Expanding on that thought in the press conference, Bottas added: “As a racing driver you prioritise yourself, your race, because that’s what you do. But also you work as a team so you don’t want to ruin the win for the team if it’s not possible for you. So I tried to do the best thing I could for us as a team and for myself.
“It’s always hard doing those kind of things. Ask the other driver if he predicts what’s going to happen and where to go, but I think in the end it was kind of OK.”
For his part, Hamilton harboured no ill will towards his team mate for making things tougher for him, in part because he said he was unaware he was to be gifted the position.
“We’re the best team mates,” said Hamilton. “Honestly I didn’t know that he had a message, so in my mind I was like ‘we’re racing’ and that’s totally fine for me, particularly early on in this part of the season.
“So in my mind I was like ‘I have to get close and go for an overtake’. We were on massively different strategies, so I was going to get him at some stage because I had much better tyres. We were going into Turn 10 and I thought there was a gap there but I wasn’t quite sure, and then there was a gap and Valtteri was completely fair – I hope I didn’t lose him much time.

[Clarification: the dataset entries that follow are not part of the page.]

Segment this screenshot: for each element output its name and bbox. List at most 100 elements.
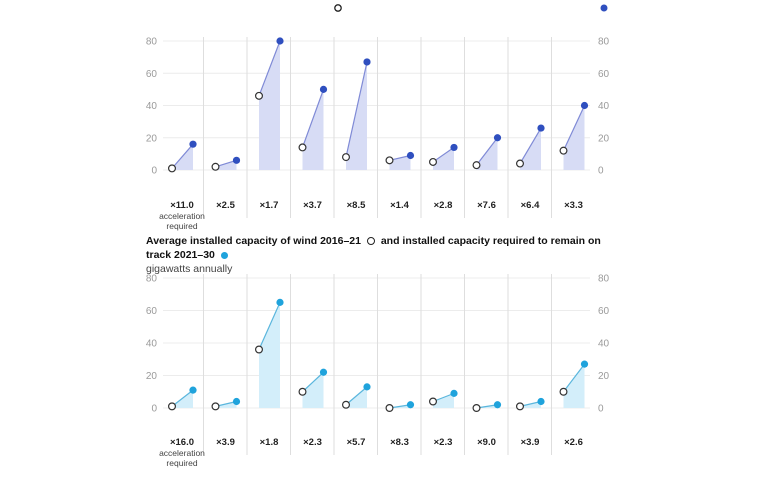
- required-point: [189, 140, 197, 148]
- installed-point: [385, 156, 394, 165]
- required-point: [232, 397, 241, 406]
- multiplier-label: ×1.7: [260, 200, 279, 211]
- chart-panel-onshore: 80 80 60 60 40 40 20 20 0 0 ×11.0accelerationrequi…: [146, 37, 610, 232]
- y-tick-label-left: 40: [146, 339, 158, 350]
- capacity-area: [259, 302, 280, 408]
- y-tick-label-right: 0: [598, 166, 604, 177]
- y-tick-label-left: 80: [146, 274, 158, 285]
- installed-point: [168, 164, 177, 173]
- chart-panel-offshore: 80 80 60 60 40 40 20 20 0 0 ×16.0accelerationrequi…: [146, 274, 610, 469]
- acceleration-note: required: [166, 458, 197, 468]
- y-tick-label-right: 80: [598, 37, 610, 48]
- required-point: [363, 383, 371, 391]
- installed-point: [342, 400, 351, 409]
- multiplier-label: ×6.4: [521, 200, 540, 211]
- required-point: [580, 101, 589, 110]
- connector-line: [302, 371, 324, 393]
- required-point: [537, 124, 545, 132]
- legend-filled-circle-icon: [600, 4, 608, 12]
- required-point: [537, 397, 545, 406]
- required-point: [319, 85, 328, 93]
- capacity-area: [302, 372, 324, 408]
- installed-point: [298, 387, 307, 396]
- required-point: [580, 360, 589, 368]
- connector-line: [432, 146, 455, 163]
- multiplier-label: ×3.7: [303, 200, 322, 211]
- multiplier-label: ×3.9: [521, 437, 540, 448]
- multiplier-label: ×9.0: [477, 437, 496, 448]
- installed-point: [429, 157, 438, 166]
- caption-unit: gigawatts annually: [146, 263, 233, 275]
- connector-line: [171, 389, 194, 407]
- connector-line: [519, 127, 542, 164]
- acceleration-note: acceleration: [159, 211, 205, 221]
- open-circle-legend-icon: [366, 237, 375, 246]
- multiplier-label: ×3.9: [216, 437, 235, 448]
- connector-line: [301, 89, 325, 148]
- y-tick-label-left: 60: [146, 69, 158, 80]
- caption-title-part1: Average installed capacity of wind 2016–…: [146, 235, 361, 247]
- installed-point: [385, 404, 394, 413]
- installed-point: [429, 397, 438, 406]
- legend-open-circle-icon: [334, 4, 342, 12]
- capacity-area: [346, 386, 367, 408]
- multiplier-label: ×1.8: [260, 437, 279, 448]
- required-point: [232, 156, 241, 164]
- installed-point: [472, 161, 481, 170]
- installed-point: [168, 402, 177, 411]
- capacity-area: [302, 89, 324, 170]
- y-tick-label-left: 80: [146, 37, 158, 48]
- connector-line: [345, 386, 368, 406]
- required-point: [319, 368, 328, 376]
- installed-point: [211, 402, 220, 411]
- required-point: [493, 134, 502, 142]
- multiplier-label: ×8.5: [347, 200, 366, 211]
- acceleration-note: required: [166, 221, 197, 231]
- capacity-area: [520, 128, 541, 170]
- y-tick-label-right: 20: [598, 371, 610, 382]
- multiplier-label: ×2.6: [564, 437, 583, 448]
- connector-line: [171, 143, 194, 169]
- y-tick-label-right: 60: [598, 306, 610, 317]
- connector-line: [258, 302, 281, 350]
- connector-line: [345, 61, 368, 158]
- y-tick-label-left: 0: [151, 404, 157, 415]
- y-tick-label-left: 20: [146, 133, 158, 144]
- installed-point: [211, 162, 220, 171]
- required-point: [406, 401, 415, 409]
- y-tick-label-right: 20: [598, 133, 610, 144]
- caption-title-part2: and installed capacity required to remai…: [146, 235, 601, 261]
- required-point: [189, 386, 197, 394]
- required-point: [276, 298, 284, 306]
- connector-line: [476, 137, 498, 166]
- multiplier-label: ×2.5: [216, 200, 235, 211]
- y-tick-label-left: 0: [151, 166, 157, 177]
- multiplier-label: ×16.0: [170, 437, 194, 448]
- multiplier-label: ×3.3: [564, 200, 583, 211]
- capacity-area: [346, 61, 367, 170]
- connector-line: [563, 363, 585, 393]
- multiplier-label: ×11.0: [170, 200, 194, 211]
- multiplier-label: ×2.3: [303, 437, 322, 448]
- installed-point: [515, 402, 524, 411]
- capacity-area: [259, 41, 280, 170]
- connector-line: [562, 105, 586, 151]
- capacity-area: [433, 147, 454, 170]
- capacity-area: [215, 160, 237, 170]
- required-point: [363, 58, 371, 66]
- multiplier-label: ×8.3: [390, 437, 409, 448]
- required-point: [276, 37, 284, 45]
- y-tick-label-right: 40: [598, 101, 610, 112]
- capacity-area: [433, 393, 454, 408]
- installed-point: [515, 159, 524, 168]
- installed-point: [255, 345, 264, 354]
- installed-point: [559, 387, 568, 396]
- multiplier-label: ×5.7: [347, 437, 366, 448]
- filled-circle-legend-icon: [220, 251, 228, 259]
- y-tick-label-right: 0: [598, 404, 604, 415]
- y-tick-label-right: 40: [598, 339, 610, 350]
- installed-point: [472, 404, 481, 413]
- capacity-area: [476, 137, 498, 170]
- required-point: [406, 151, 415, 160]
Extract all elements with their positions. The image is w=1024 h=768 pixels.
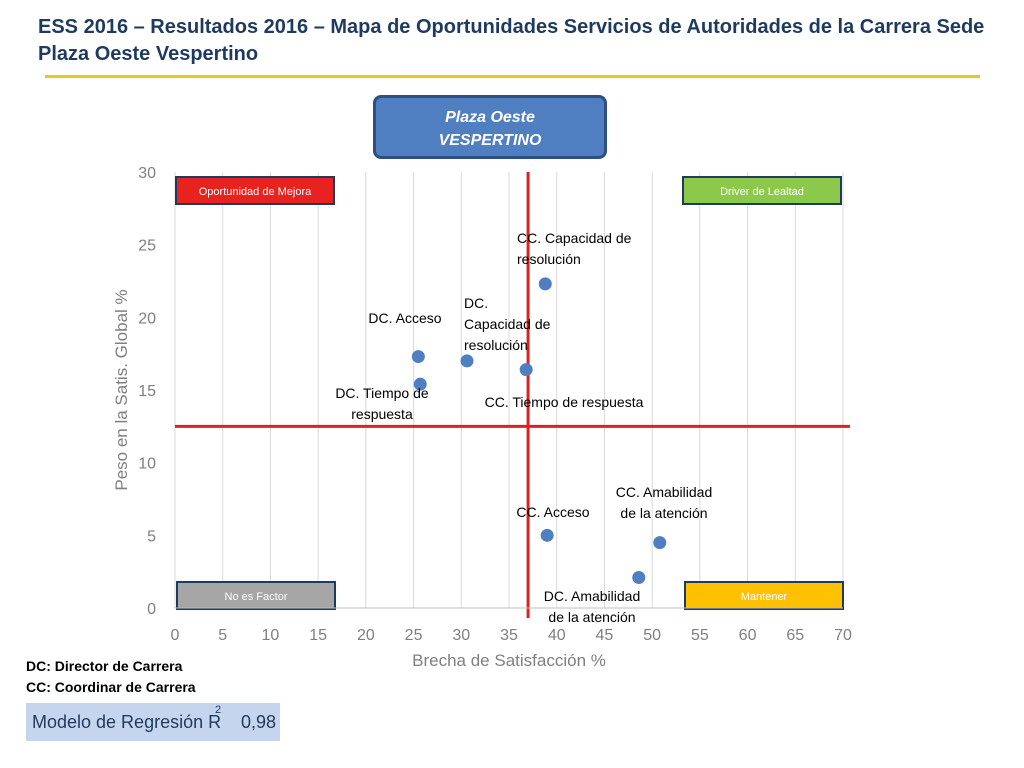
point-label-line: CC. Tiempo de respuesta [485, 394, 644, 410]
x-tick-label: 70 [834, 627, 852, 644]
page-title: ESS 2016 – Resultados 2016 – Mapa de Opo… [38, 16, 985, 65]
data-point [632, 570, 646, 584]
quadrant-label: Driver de Lealtad [720, 186, 804, 198]
regression-value: 0,98 [241, 712, 277, 732]
data-points [411, 277, 667, 584]
regression-superscript: 2 [215, 704, 222, 716]
quadrant-top-left: Oportunidad de Mejora [175, 176, 335, 205]
note-cc: CC: Coordinar de Carrera [26, 679, 196, 695]
point-label: DC. Amabilidad de la atención [544, 588, 641, 625]
point-label-line: de la atención [548, 609, 635, 625]
y-tick-label: 20 [138, 310, 156, 327]
point-labels: CC. Capacidad de resolución DC. Acceso DC. C… [335, 230, 712, 625]
quadrant-label: No es Factor [225, 591, 288, 603]
point-label: DC. Tiempo de respuesta [335, 385, 429, 422]
point-label-line: CC. Amabilidad [616, 484, 713, 500]
y-tick-label: 10 [138, 456, 156, 473]
quadrant-box [175, 176, 335, 205]
point-label: CC. Tiempo de respuesta [485, 394, 644, 410]
quadrant-label: Oportunidad de Mejora [199, 186, 312, 198]
point-label: DC. Capacidad de resolución [464, 295, 551, 353]
data-point [460, 354, 474, 368]
y-axis-title: Peso en la Satis. Global % [112, 289, 131, 490]
regression-box: Modelo de Regresión R 2 0,98 [26, 703, 280, 741]
chart-grid [174, 172, 844, 608]
note-dc: DC: Director de Carrera [26, 658, 183, 674]
point-label-line: respuesta [351, 406, 413, 422]
legend-notes: DC: Director de Carrera CC: Coordinar de… [26, 656, 196, 698]
quadrant-bottom-left: No es Factor [176, 581, 336, 610]
point-label: CC. Amabilidad de la atención [616, 484, 713, 521]
point-label-line: CC. Acceso [516, 504, 589, 520]
data-point [519, 363, 533, 377]
point-label-line: DC. Amabilidad [544, 588, 641, 604]
point-label-line: resolución [464, 337, 528, 353]
title-divider [45, 75, 980, 78]
point-label-line: DC. Tiempo de [335, 385, 429, 401]
x-tick-label: 5 [218, 627, 227, 644]
point-label-line: de la atención [620, 505, 707, 521]
y-tick-label: 0 [147, 601, 156, 618]
x-axis-title: Brecha de Satisfacción % [412, 651, 606, 670]
point-label-line: resolución [517, 251, 581, 267]
x-tick-label: 25 [405, 627, 423, 644]
y-tick-label: 30 [138, 165, 156, 182]
quadrant-box [684, 581, 844, 610]
x-tick-label: 60 [739, 627, 757, 644]
quadrant-top-right: Driver de Lealtad [682, 176, 842, 205]
data-point [411, 350, 425, 364]
point-label: DC. Acceso [368, 310, 441, 326]
x-tick-label: 45 [596, 627, 614, 644]
threshold-lines [175, 172, 850, 618]
x-tick-label: 50 [643, 627, 661, 644]
x-tick-label: 65 [786, 627, 804, 644]
quadrant-label: Mantener [741, 591, 788, 603]
data-point [653, 536, 667, 550]
axes: 0 5 10 15 20 25 30 35 40 45 50 55 60 65 70 0 5 10 15 20 25 30… [112, 165, 852, 670]
x-tick-label: 35 [500, 627, 518, 644]
quadrant-bottom-right: Mantener [684, 581, 844, 610]
data-point [538, 277, 552, 291]
badge-line1: Plaza Oeste [445, 109, 535, 126]
x-tick-label: 0 [171, 627, 180, 644]
x-tick-label: 55 [691, 627, 709, 644]
data-point [540, 528, 554, 542]
x-tick-label: 20 [357, 627, 375, 644]
quadrant-box [682, 176, 842, 205]
x-tick-label: 10 [262, 627, 280, 644]
x-tick-label: 15 [309, 627, 327, 644]
point-label-line: DC. [464, 295, 488, 311]
quadrant-box [176, 581, 336, 610]
x-tick-label: 30 [452, 627, 470, 644]
x-tick-label: 40 [548, 627, 566, 644]
quadrant-labels: Oportunidad de Mejora Driver de Lealtad No… [175, 176, 844, 610]
y-tick-label: 25 [138, 238, 156, 255]
y-tick-label: 5 [147, 528, 156, 545]
regression-label: Modelo de Regresión R [32, 712, 222, 732]
point-label: CC. Capacidad de resolución [517, 230, 632, 267]
segment-badge: Plaza Oeste VESPERTINO [373, 95, 607, 159]
y-tick-label: 15 [138, 383, 156, 400]
point-label-line: CC. Capacidad de [517, 230, 632, 246]
point-label-line: Capacidad de [464, 316, 551, 332]
badge-line2: VESPERTINO [438, 132, 542, 149]
point-label: CC. Acceso [516, 504, 589, 520]
data-point [413, 377, 427, 391]
point-label-line: DC. Acceso [368, 310, 441, 326]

“This is how we win as a team. Sometimes we’re in that position where we have to put the team first. Getting second and third is good but getting first is obviously max points, and that’s key.”
Indeed, with Hamilton taking victory in Spain, the Briton moved 14 points clear of Verstappen in the championship race. Bottas’ third place meanwhile helped Mercedes extend their lead over Red Bull in the constructors’ standing to 29 points after four rounds.